The Bears are looking to keep Roy Robertson-Harris in the fold. The team tendered a contract to the impending restricted free agent, they announced in a release, and Ian Rapoport of NFL Network tweeted that it’s a second-round tender to help ensure no team poaches him away.
Robertson-Harris will still be free to sign an offer sheet with another team when free agency opens, but the Bears will have the opportunity to match. Should they decline to match, that team would have to give the Bears their second-round pick. Since Robertson-Harris certainly isn’t a star player, it virtually guarantees that no other team will present him with an offer and risk giving up the pick.
Since he entered the league as an undrafted free agent back in 2016, there would’ve been no compensation for the Bears had they tendered him at the original-round level and he walked in free agency. It represents a nice pay bump for the UTEP product, as the second-round tender projects to clock in at a little above $3.2MM for 2020.
He spent his entire rookie season on the reserve/NFI list but made the team in 2017, and his role has slowly grown in each of the past three seasons. He played his biggest part yet this past season when he appeared in 15 games and started seven, racking up 30 tackles, 2.5 sacks, and three passes defended from the interior. All told, he played a hair over 50 percent of the defensive snaps.
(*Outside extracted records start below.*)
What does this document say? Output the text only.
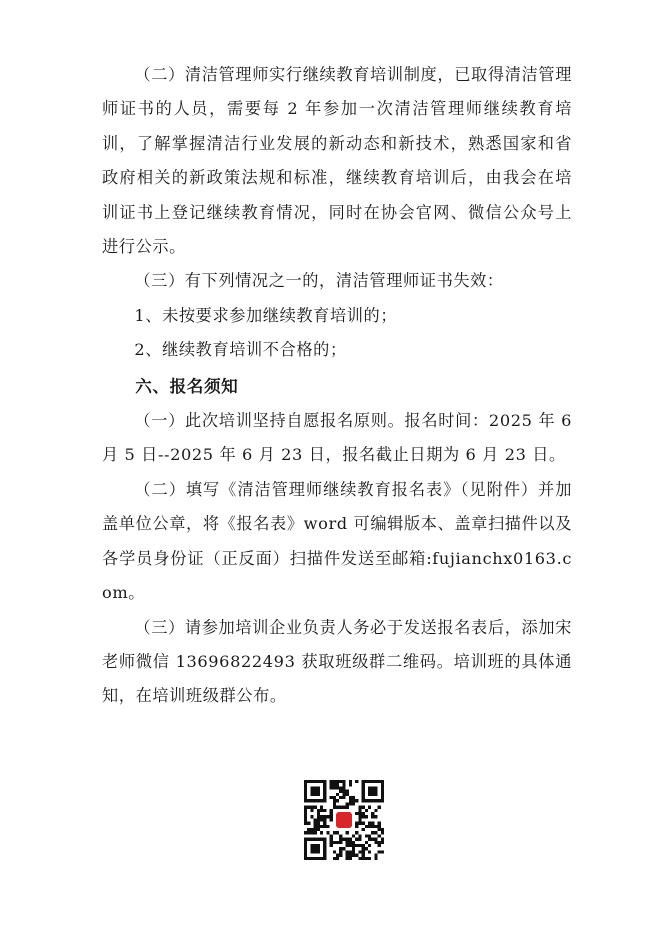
（二）清洁管理师实行继续教育培训制度，已取得清洁管理师证书的人员，需要每 2 年参加一次清洁管理师继续教育培训，了解掌握清洁行业发展的新动态和新技术，熟悉国家和省政府相关的新政策法规和标准，继续教育培训后，由我会在培训证书上登记继续教育情况，同时在协会官网、微信公众号上进行公示。

（三）有下列情况之一的，清洁管理师证书失效：

1、未按要求参加继续教育培训的；

2、继续教育培训不合格的；

六、报名须知

（一）此次培训坚持自愿报名原则。报名时间：2025 年 6 月 5 日--2025 年 6 月 23 日，报名截止日期为 6 月 23 日。

（二）填写《清洁管理师继续教育报名表》（见附件）并加盖单位公章，将《报名表》word 可编辑版本、盖章扫描件以及各学员身份证（正反面）扫描件发送至邮箱:fujianchx0163.com。

（三）请参加培训企业负责人务必于发送报名表后，添加宋老师微信 13696822493 获取班级群二维码。培训班的具体通知，在培训班级群公布。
With the Trevathan signing and this, must mean that Floyd is basically gone. 13.2 million albatross for a mediocre player. I said when they drafted him he was a tweener, and they never make it.
Plus I’ll wait to pass judgement on the Trevathan over Kwiatkowski argument until I see the deal. Nick could get the Bears a decent compensation pick back next year and it could be helpful. Especially the way Pace hands them out like Tic Tacs.
Can’t wait to see what the Bears do to top this game changer…lol.
Nothing the Bears do will ever matter until they get a franchise QB. Defense has been rendered irrelevant by the league rule changes, but the Bears never got the memo, apparently. This is why no one takes that franchise seriously.